Sexual Harassment. Add my name to the list of women who have experienced this in the workplace. No surprise really, except perhaps for those who know me now, for my silence. Then and well, until now.
Why I didn’t speak up….reflecting on that time in my life, here’s why.
I needed the job. Pure and simple.
The employment prospects for lawyers with limited experience were grim back in 1995.
I was recently separated, barreling towards my first divorce. So I really needed the job.
I remember I was scared, really friggin scared, perhaps irrationally so at that time. Everything in my life seemed uncertain, so I held on with all my might to the fragile certainty of a bi-weekly paycheck. If I could pay my rent, keep a roof over my head, I could get through anything.
I also wanted to continue working in Toronto, in banking and insolvency law.
That legal “community” was small, tight. Who wants the reputation as the one rocking the boat (when employment prospects were slim)? So, I kept my mouth shut — and yes, the apology from the “community” came later.
My harasser was a brilliant attorney, truly my greatest mentor. He was also an alcoholic. Strange as it may seem, you can learn important lessons from really horrible people. Yes, a strange cocktail of fabulous and horrendous at the same time.
So I put up with it. “It”. His harassment. From direct to subtle to insidious. I saved the endless horrid voicemail messages he left for me, ultimately copying these to cassette tapes using my dictaphone (this was 1995 after all) then mailing the tapes to a friend “just in case”.
Many years later, I cried all over again when I held in my hands the envelopes containing so many tapes, so many tapes. The mind and body a resilient thing. I’d forgotten the volume of daily abuse I’d put up with, glossed over, tried to ignore.
At the point when I felt so alone, so isolated, so much shame….everything got scarier, stranger, even weirder.
A lousy performance review from my harasser put my job at risk — and threw me a lifeline at the same time. I’d been a top biller, the weekend warrior in the office and now boom! from rising star to Not Quite Up To Standard.
I had 6 months to turn it around.
The lifeline? To keep my job I was to move into another practice area, to work with another partner who would assess my skills.
I didn’t debate or challenge that performance review, I cried in front of the panel of three male partners delivering the news.
Get ready.
This is when it gets scary ‘you can’t make this sh#t up’ weird. My harasser began dating then became engaged to my mother.
I’ve told few people this. Most need a drink when I do.
Now who would believe me if I told them I was being harassed by this guy? He must be wonderful, he’s marrying my mother! I must be sour grapes because he gave me a poor performance review, or jealous of my mother’s happiness or some other soap opera Freudian weirdness fill in the blank — I kept my mouth shut.

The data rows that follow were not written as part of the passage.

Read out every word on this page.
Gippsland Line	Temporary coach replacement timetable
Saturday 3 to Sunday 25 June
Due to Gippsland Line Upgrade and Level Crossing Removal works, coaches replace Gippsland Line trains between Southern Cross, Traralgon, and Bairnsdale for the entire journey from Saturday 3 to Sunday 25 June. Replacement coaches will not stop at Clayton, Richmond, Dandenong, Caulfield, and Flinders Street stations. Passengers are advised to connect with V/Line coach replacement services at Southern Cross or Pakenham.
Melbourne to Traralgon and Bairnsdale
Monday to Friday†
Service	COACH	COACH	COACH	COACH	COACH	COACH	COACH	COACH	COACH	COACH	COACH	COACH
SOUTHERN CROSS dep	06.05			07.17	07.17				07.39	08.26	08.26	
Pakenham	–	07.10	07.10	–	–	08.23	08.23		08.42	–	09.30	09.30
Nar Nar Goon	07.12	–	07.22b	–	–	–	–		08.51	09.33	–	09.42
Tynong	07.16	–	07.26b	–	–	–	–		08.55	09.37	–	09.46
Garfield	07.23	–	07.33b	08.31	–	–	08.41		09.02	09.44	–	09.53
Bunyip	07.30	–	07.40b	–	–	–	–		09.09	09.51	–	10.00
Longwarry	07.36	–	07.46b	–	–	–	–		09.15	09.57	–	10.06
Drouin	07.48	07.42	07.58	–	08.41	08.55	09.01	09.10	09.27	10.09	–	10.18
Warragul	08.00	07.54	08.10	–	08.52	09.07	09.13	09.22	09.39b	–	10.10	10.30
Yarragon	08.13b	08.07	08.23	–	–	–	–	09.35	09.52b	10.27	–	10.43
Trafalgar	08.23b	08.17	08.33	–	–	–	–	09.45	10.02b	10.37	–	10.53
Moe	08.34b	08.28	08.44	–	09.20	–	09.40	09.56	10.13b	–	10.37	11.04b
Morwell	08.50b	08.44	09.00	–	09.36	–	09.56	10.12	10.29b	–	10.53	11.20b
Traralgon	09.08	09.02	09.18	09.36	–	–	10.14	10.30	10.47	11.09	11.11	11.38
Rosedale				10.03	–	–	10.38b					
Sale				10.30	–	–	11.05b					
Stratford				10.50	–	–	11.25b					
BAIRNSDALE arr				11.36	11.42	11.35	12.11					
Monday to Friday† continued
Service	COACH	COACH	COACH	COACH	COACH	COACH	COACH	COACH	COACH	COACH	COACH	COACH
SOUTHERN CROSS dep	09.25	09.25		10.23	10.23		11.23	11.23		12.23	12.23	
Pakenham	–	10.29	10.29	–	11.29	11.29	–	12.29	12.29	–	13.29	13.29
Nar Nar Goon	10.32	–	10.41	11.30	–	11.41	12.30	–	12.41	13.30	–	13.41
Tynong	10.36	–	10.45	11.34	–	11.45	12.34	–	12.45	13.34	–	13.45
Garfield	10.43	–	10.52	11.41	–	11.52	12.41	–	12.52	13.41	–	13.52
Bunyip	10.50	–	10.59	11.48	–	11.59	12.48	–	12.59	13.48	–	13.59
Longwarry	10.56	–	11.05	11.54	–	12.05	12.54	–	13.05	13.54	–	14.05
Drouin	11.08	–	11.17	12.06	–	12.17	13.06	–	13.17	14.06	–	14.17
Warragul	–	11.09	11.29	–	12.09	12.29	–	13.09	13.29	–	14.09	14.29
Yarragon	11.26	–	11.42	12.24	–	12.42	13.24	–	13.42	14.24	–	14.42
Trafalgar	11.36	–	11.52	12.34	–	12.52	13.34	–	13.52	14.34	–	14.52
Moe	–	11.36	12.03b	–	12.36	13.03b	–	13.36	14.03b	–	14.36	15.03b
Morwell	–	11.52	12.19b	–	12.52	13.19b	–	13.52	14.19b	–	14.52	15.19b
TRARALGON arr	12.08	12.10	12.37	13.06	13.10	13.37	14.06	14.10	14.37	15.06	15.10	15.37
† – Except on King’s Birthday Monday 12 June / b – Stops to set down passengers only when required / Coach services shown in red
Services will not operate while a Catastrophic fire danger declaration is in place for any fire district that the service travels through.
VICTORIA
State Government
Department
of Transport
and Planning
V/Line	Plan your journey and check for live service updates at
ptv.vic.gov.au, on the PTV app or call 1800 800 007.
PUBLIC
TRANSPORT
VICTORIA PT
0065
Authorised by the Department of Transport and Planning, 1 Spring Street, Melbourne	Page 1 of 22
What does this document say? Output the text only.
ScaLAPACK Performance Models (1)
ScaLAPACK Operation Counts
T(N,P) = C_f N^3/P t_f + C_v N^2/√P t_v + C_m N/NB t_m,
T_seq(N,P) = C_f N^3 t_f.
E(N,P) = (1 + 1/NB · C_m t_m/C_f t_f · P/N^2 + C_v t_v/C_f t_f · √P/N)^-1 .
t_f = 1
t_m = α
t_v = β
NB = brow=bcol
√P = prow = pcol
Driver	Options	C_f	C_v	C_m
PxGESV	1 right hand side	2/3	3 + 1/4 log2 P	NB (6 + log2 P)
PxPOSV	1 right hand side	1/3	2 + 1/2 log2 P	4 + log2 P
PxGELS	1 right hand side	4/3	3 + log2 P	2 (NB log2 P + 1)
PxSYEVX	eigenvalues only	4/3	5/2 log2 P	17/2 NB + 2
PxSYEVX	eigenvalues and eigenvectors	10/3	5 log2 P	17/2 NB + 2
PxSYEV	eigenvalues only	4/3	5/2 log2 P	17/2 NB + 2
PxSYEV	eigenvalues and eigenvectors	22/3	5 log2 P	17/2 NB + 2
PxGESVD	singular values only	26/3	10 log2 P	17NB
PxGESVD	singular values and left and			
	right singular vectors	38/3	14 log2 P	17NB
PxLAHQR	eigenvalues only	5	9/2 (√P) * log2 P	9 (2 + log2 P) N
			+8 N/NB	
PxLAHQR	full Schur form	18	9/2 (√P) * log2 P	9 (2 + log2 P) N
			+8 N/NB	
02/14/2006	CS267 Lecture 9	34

In case you’re wondering, the ring was grandiose, the engagement short and the marriage never happened.
My relationship with my mother was over.
My career as a lawyer somehow suddenly managed to move forward.
I landed another job.
At a bigger, better law firm.
In the area of law I wanted to practice in.
I gave my notice, quickly, silently shoving THAT past as far behind me, though there was always the prospect of running into my harasser in court or hearing his name when discussing a transaction.
Alcohol, not harassment was his ultimate comeuppance.
So to answer the eternal question: Why don’t women speak up when they are harassed? It’s a complicated soup of very personal reasons, so hold your “why didn’t she speak up” theories, criticism and comments. Look at the calendar. Only now (what 20 plus years later?) am I finally writing about my harassment for the first time.